Mögliche Kursänderung
In der Nacht zu Donnerstag zeichnete sich dann eine mögliche Kursänderung bezüglich der künftigen Festivalleitung ab. Wie unter anderem die französischsprachige belgische Zeitung „Le Soir“ meldete, soll es beim Festival von Angoulême ein neues Auswahlverfahren für die Organisation geben, „bei dem der derzeitige Beauftragte 9ᵉArt+, der in der Branche stark kritisiert wird, ausgeschlossen wird“.

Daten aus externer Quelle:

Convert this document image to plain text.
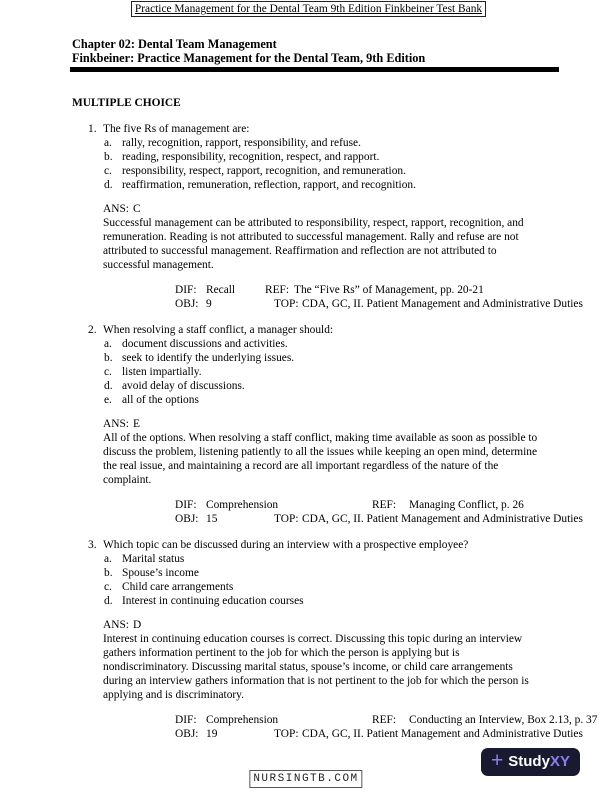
Practice Management for the Dental Team 9th Edition Finkbeiner Test Bank
Chapter 02: Dental Team Management
Finkbeiner: Practice Management for the Dental Team, 9th Edition
MULTIPLE CHOICE
1. The five Rs of management are:
a. rally, recognition, rapport, responsibility, and refuse.
b. reading, responsibility, recognition, respect, and rapport.
c. responsibility, respect, rapport, recognition, and remuneration.
d. reaffirmation, remuneration, reflection, rapport, and recognition.
ANS: C
Successful management can be attributed to responsibility, respect, rapport, recognition, and remuneration. Reading is not attributed to successful management. Rally and refuse are not attributed to successful management. Reaffirmation and reflection are not attributed to successful management.
DIF: Recall	REF: The “Five Rs” of Management, pp. 20-21
OBJ: 9	TOP: CDA, GC, II. Patient Management and Administrative Duties
2. When resolving a staff conflict, a manager should:
a. document discussions and activities.
b. seek to identify the underlying issues.
c. listen impartially.
d. avoid delay of discussions.
e. all of the options
ANS: E
All of the options. When resolving a staff conflict, making time available as soon as possible to discuss the problem, listening patiently to all the issues while keeping an open mind, determine the real issue, and maintaining a record are all important regardless of the nature of the complaint.
DIF: Comprehension	REF: Managing Conflict, p. 26
OBJ: 15	TOP: CDA, GC, II. Patient Management and Administrative Duties
3. Which topic can be discussed during an interview with a prospective employee?
a. Marital status
b. Spouse’s income
c. Child care arrangements
d. Interest in continuing education courses
ANS: D
Interest in continuing education courses is correct. Discussing this topic during an interview gathers information pertinent to the job for which the person is applying but is nondiscriminatory. Discussing marital status, spouse’s income, or child care arrangements during an interview gathers information that is not pertinent to the job for which the person is applying and is discriminatory.
DIF: Comprehension	REF: Conducting an Interview, Box 2.13, p. 37
OBJ: 19	TOP: CDA, GC, II. Patient Management and Administrative Duties
+ StudyXY
NURSINGTB.COM
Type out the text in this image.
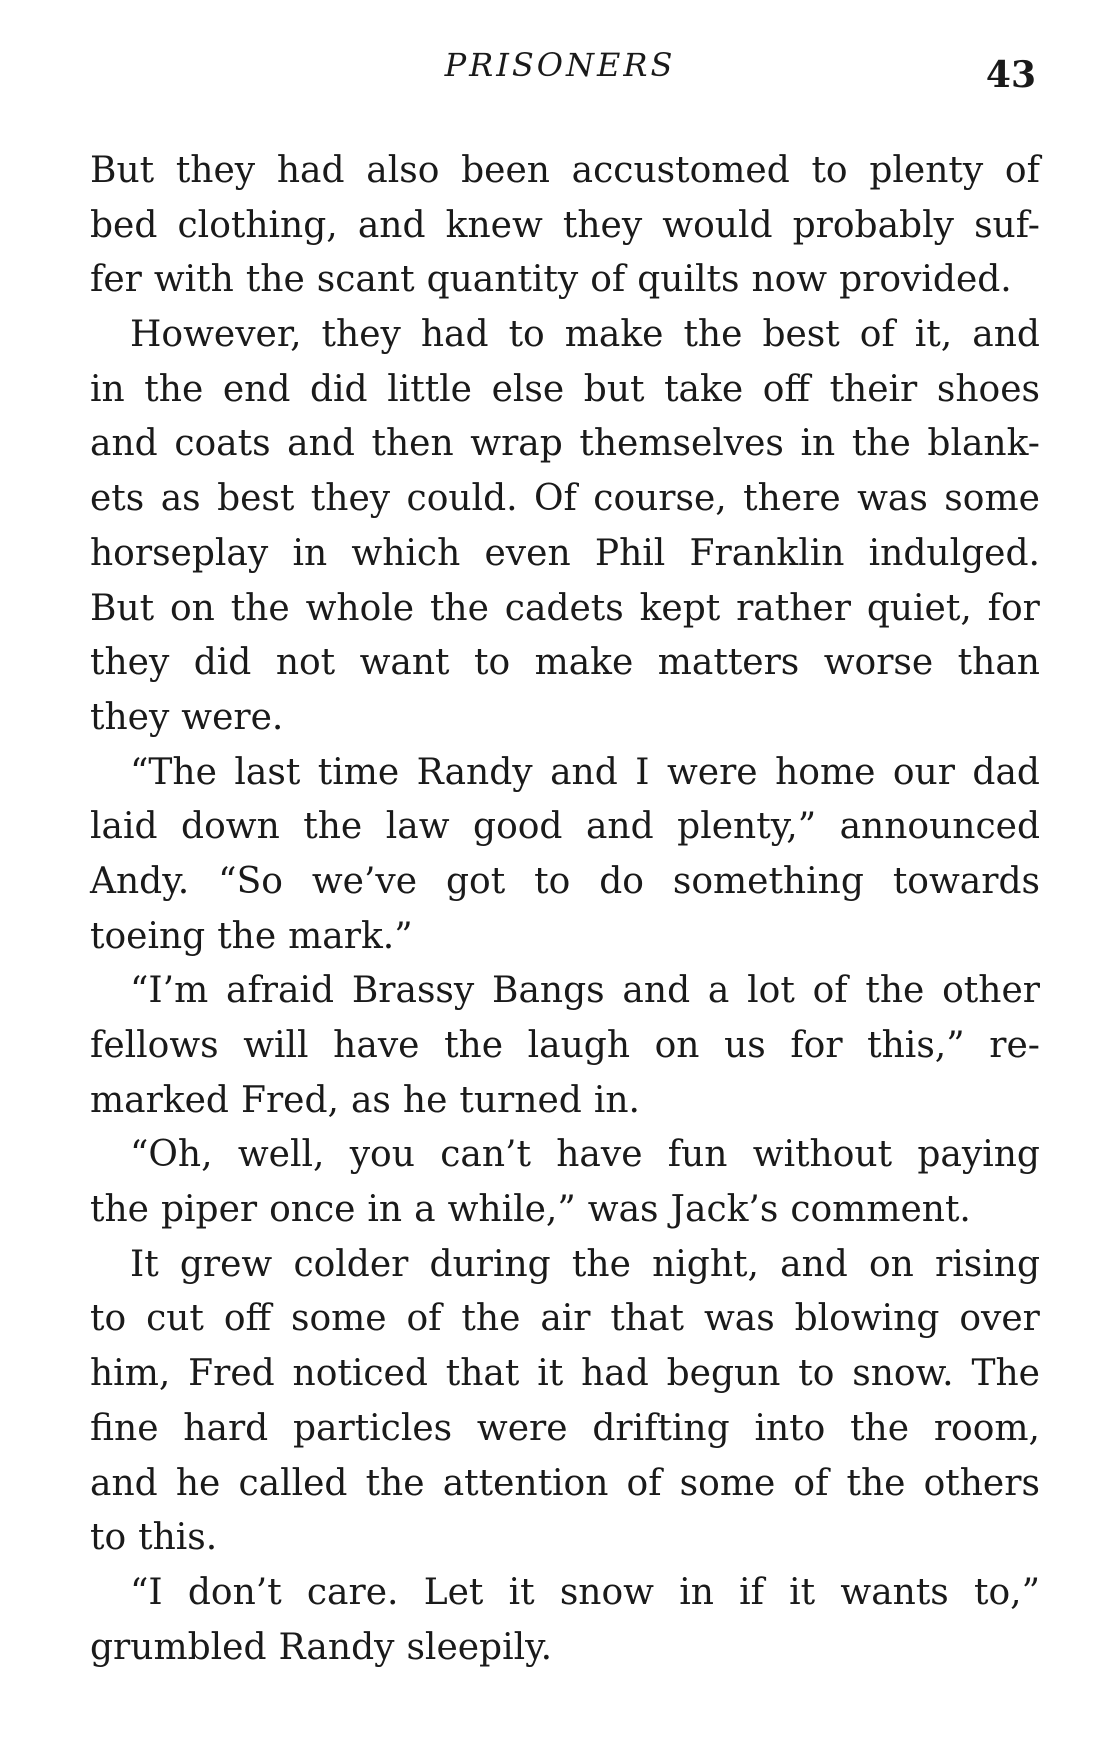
PRISONERS	43
But they had also been accustomed to plenty of
bed clothing, and knew they would probably suf-
fer with the scant quantity of quilts now provided.
However, they had to make the best of it, and
in the end did little else but take off their shoes
and coats and then wrap themselves in the blank-
ets as best they could. Of course, there was some
horseplay in which even Phil Franklin indulged.
But on the whole the cadets kept rather quiet, for
they did not want to make matters worse than
they were.
“The last time Randy and I were home our dad
laid down the law good and plenty,” announced
Andy. “So we’ve got to do something towards
toeing the mark.”
“I’m afraid Brassy Bangs and a lot of the other
fellows will have the laugh on us for this,” re-
marked Fred, as he turned in.
“Oh, well, you can’t have fun without paying
the piper once in a while,” was Jack’s comment.
It grew colder during the night, and on rising
to cut off some of the air that was blowing over
him, Fred noticed that it had begun to snow. The
fine hard particles were drifting into the room,
and he called the attention of some of the others
to this.
“I don’t care. Let it snow in if it wants to,”
grumbled Randy sleepily.
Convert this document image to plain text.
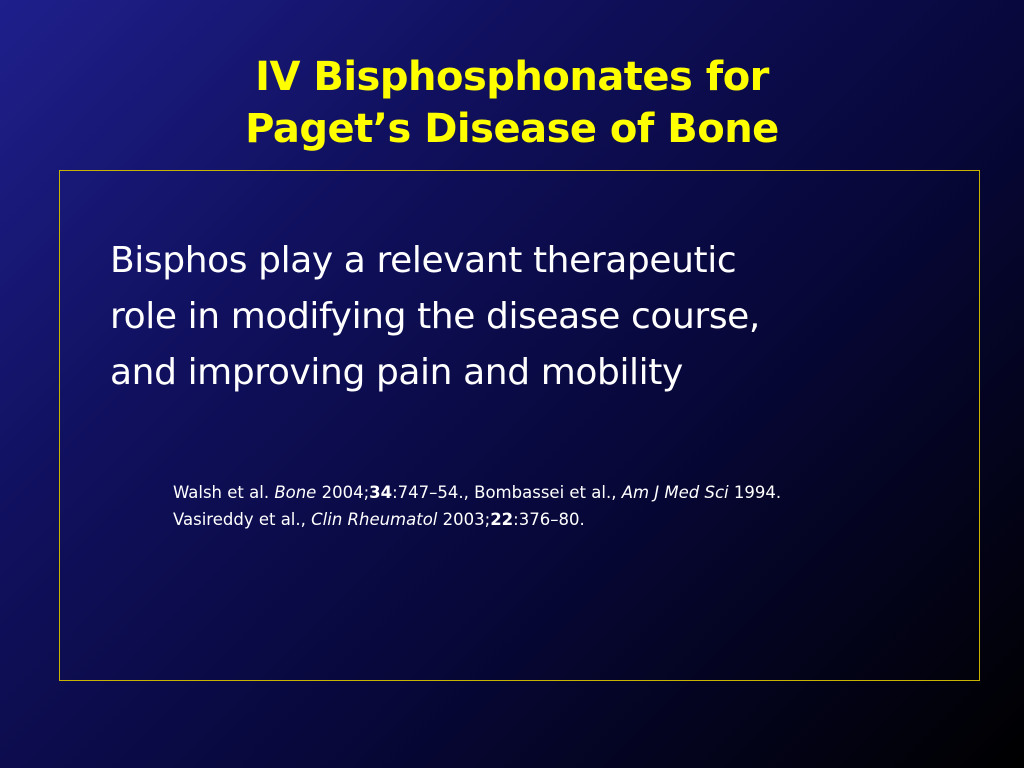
IV Bisphosphonates for
Paget’s Disease of Bone

Bisphos play a relevant therapeutic
role in modifying the disease course,
and improving pain and mobility

Walsh et al. Bone 2004;34:747–54., Bombassei et al., Am J Med Sci 1994.
Vasireddy et al., Clin Rheumatol 2003;22:376–80.
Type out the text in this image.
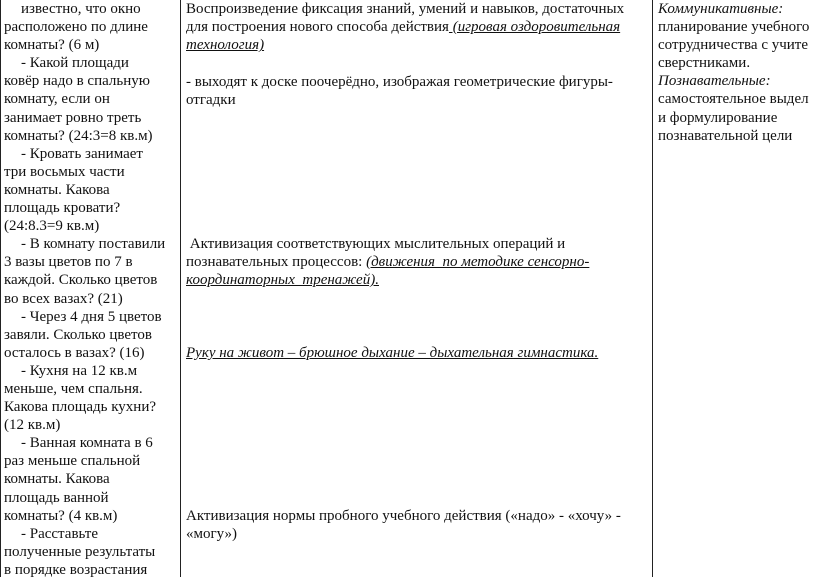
известно, что окно
расположено по длине
комнаты? (6 м)
- Какой площади
ковёр надо в спальную
комнату, если он
занимает ровно треть
комнаты? (24:3=8 кв.м)
- Кровать занимает
три восьмых части
комнаты. Какова
площадь кровати?
(24:8.3=9 кв.м)
- В комнату поставили
3 вазы цветов по 7 в
каждой. Сколько цветов
во всех вазах? (21)
- Через 4 дня 5 цветов
завяли. Сколько цветов
осталось в вазах? (16)
- Кухня на 12 кв.м
меньше, чем спальня.
Какова площадь кухни?
(12 кв.м)
- Ванная комната в 6
раз меньше спальной
комнаты. Какова
площадь ванной
комнаты? (4 кв.м)
- Расставьте
полученные результаты
в порядке возрастания
Воспроизведение фиксация знаний, умений и навыков, достаточных
для построения нового способа действия (игровая оздоровительная
технология)
- выходят к доске поочерёдно, изображая геометрические фигуры-
отгадки
Активизация соответствующих мыслительных операций и
познавательных процессов: (движения  по методике сенсорно-
координаторных  тренажей).
Руку на живот – брюшное дыхание – дыхательная гимнастика.
Активизация нормы пробного учебного действия («надо» - «хочу» -
«могу»)
Коммуникативные:
планирование учебного
сотрудничества с учите
сверстниками.
Познавательные:
самостоятельное выдел
и формулирование
познавательной цели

Die vorige Entscheidung zugunsten 9ᵉArt+ „hat offensichtlich nicht die Zustimmung der Beteiligten der Veranstaltung gefunden“, stellte der Festival-Verband FIBD laut „Le Soir“ in einer in der Nacht von Mittwoch auf Donnerstag veröffentlichten Erklärung fest. Man habe deshalb beschlossen, „die Ergebnisse der Ausschreibung für ungültig zu erklären“ und „bestätigt, dass der aktuelle Vertrag mit 9ᵉArt+, der 2027 ausläuft, nicht verlängert wird“.
Ob das ausreicht, um die Boykottwelle bezüglich der Veranstaltung für 2026 zu stoppen, dürfte sich in den kommenden Tagen zeigen.
In den vergangenen Jahren hatte es immer wieder Vorwürfe gegen die Festivalleitung und ihr Agieren bei sensiblen Themen gegeben. Dazu zählen eine umstrittene und letztlich abgesagte Ausstellung von Szene-Star Bastien Vivès, dem Kritiker die Verharmlosung von Pädophilie und Vergewaltigung vorwarfen, sowie Sexismus-Vorwürfe wegen einer nur aus Männern bestehende Grand-Prix-Liste 2016.